Power, Profit, and the Cost of Intervention

 

Power, Profit, and the Cost of Intervention

Hindi Version: https://rakeshinsightfulgaze.blogspot.com/2026/01/blog-post_3.html

When the United States moves toward military confrontation with a country like Venezuela, much of the world sees the imbalance immediately. It resembles an elephant boasting about a victory over a mouse. The display of power may be decisive, but it raises questions about motive, proportionality, and legitimacy.

Historically, the United States has relied on economic sanctions to pressure large or geopolitically influential nations. Yet when dealing with smaller or less powerful countries such as Grenada, Nicaragua, or Panama, the response has often escalated to direct military intervention. This inconsistency invites scrutiny. Why are some nations pressured economically while others are met with force?

There is no question that many leaders in these countries have governed poorly, often prioritizing personal gain over public welfare and denying citizens basic services. However, reducing these crises solely to local corruption ignores a broader and more uncomfortable reality. Many of the structural problems in these nations are deeply influenced by foreign economic interests, particularly American corporate and billionaire investors who view these countries primarily as opportunities for extraction and profit.

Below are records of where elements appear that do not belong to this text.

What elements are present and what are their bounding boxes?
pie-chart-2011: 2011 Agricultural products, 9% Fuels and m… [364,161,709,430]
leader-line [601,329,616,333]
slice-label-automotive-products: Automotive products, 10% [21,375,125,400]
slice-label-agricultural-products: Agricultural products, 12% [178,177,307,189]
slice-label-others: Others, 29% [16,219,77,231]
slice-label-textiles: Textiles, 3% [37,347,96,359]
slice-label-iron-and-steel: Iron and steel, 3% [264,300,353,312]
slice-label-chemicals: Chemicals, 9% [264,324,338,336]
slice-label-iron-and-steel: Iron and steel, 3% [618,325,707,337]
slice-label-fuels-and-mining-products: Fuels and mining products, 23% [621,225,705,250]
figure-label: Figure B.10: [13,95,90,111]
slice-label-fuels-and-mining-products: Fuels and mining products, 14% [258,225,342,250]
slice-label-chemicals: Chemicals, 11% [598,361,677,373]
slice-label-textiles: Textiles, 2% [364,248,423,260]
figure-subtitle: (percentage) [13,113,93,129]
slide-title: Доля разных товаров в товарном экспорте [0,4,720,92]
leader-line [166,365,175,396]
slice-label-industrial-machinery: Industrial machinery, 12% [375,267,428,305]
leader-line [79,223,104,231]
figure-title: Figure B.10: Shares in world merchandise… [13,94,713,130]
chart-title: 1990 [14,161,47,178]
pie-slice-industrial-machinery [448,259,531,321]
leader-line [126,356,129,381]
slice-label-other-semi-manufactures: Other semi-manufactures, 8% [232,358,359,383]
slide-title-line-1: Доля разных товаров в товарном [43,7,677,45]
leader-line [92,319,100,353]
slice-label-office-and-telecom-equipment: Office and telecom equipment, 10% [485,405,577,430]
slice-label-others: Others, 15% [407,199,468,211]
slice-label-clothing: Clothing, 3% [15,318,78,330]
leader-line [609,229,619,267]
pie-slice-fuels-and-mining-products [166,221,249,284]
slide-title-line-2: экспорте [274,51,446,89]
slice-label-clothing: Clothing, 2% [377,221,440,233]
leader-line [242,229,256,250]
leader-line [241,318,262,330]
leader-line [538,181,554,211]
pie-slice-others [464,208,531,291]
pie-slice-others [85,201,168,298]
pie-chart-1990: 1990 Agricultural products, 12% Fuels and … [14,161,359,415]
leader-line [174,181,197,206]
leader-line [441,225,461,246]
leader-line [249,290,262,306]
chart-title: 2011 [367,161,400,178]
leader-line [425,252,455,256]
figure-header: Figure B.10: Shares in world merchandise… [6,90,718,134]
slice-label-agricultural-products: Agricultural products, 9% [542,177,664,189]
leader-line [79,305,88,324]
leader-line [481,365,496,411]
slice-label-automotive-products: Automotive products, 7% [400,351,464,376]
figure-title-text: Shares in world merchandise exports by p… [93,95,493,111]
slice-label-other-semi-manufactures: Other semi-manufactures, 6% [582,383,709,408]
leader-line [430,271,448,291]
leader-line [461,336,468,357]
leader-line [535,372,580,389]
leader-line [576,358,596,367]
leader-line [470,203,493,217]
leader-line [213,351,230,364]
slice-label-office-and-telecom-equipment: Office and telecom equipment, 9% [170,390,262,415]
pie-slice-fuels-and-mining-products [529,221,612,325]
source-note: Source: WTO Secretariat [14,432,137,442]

Natural resources, prime real estate, and strategic locations are frequently treated as commodities to be acquired, not assets belonging to sovereign nations and their people. The dynamic mirrors colonial-era practices, where local populations were marginalized while foreign elites accumulated wealth. While modern Britain has made visible progress in confronting its colonial legacy, including political leadership that reflects its diversity, elite economic behavior has often changed far less than public values.

At home, most Americans have little understanding of what Venezuela has done to warrant such intense attention, or why military force is framed as necessary. What they do understand, once costs are revealed, is that these interventions consume billions of taxpayer dollars. Defense contracts, private security, logistics, and reconstruction efforts are routinely billed at premium rates, with the primary beneficiaries being large corporations rather than the public.

Equally troubling is the erosion of democratic oversight. Military actions of this scale have proceeded without clear authorization from Congress, concentrating power within the executive branch. Over time, this pattern has contributed to trillions of dollars in national debt, much of it tied to defense spending that lacks transparency or meaningful public debate.

One justification sometimes offered is strategic necessity. As one U.S. military officer reportedly argued, South America contains a concentration of natural resources critical to next-generation technologies. From this perspective, intervention becomes a tool for securing future economic dominance. Yet framed this way, the forced removal of a foreign government appears less like a defense of democracy and more like a sophisticated form of resource theft. Under international law, such actions are illegal, regardless of how they are justified rhetorically.

This pattern extends beyond Latin America. In the case of Ukraine, the prolonged conflict suggests that neither side’s backers are fully committed to resolution. Russia appears intent on asserting regional dominance, particularly over Europe, rather than achieving outright victory. The United States, meanwhile, has sent mixed signals. Past demands that European nations shoulder more of NATO’s financial burden make a prolonged state of tension strategically convenient, if morally questionable.

What happened in Venezuela fits this broader pattern. A powerful nation flexes its military and economic strength to remind an entire region who holds authority. The outcome is fear, compliance, and instability, while ordinary taxpayers see no return on their investment.

This leads to a fundamental question: if American citizens are not the beneficiaries of these actions, who is?

The answer increasingly points to corporate interests that operate through democratic governments rather than being constrained by them. These entities influence which laws are passed, which governments are destabilized, and how natural resources and labor are extracted under legal frameworks that often violate both national constitutions and international law.

If democratic systems are to mean anything beyond formality, this relationship between corporate power, government authority, and military force must be confronted openly. Without accountability, intervention will continue to serve profit rather than people, and power will remain the primary justification for actions that undermine the very principles they claim to defend.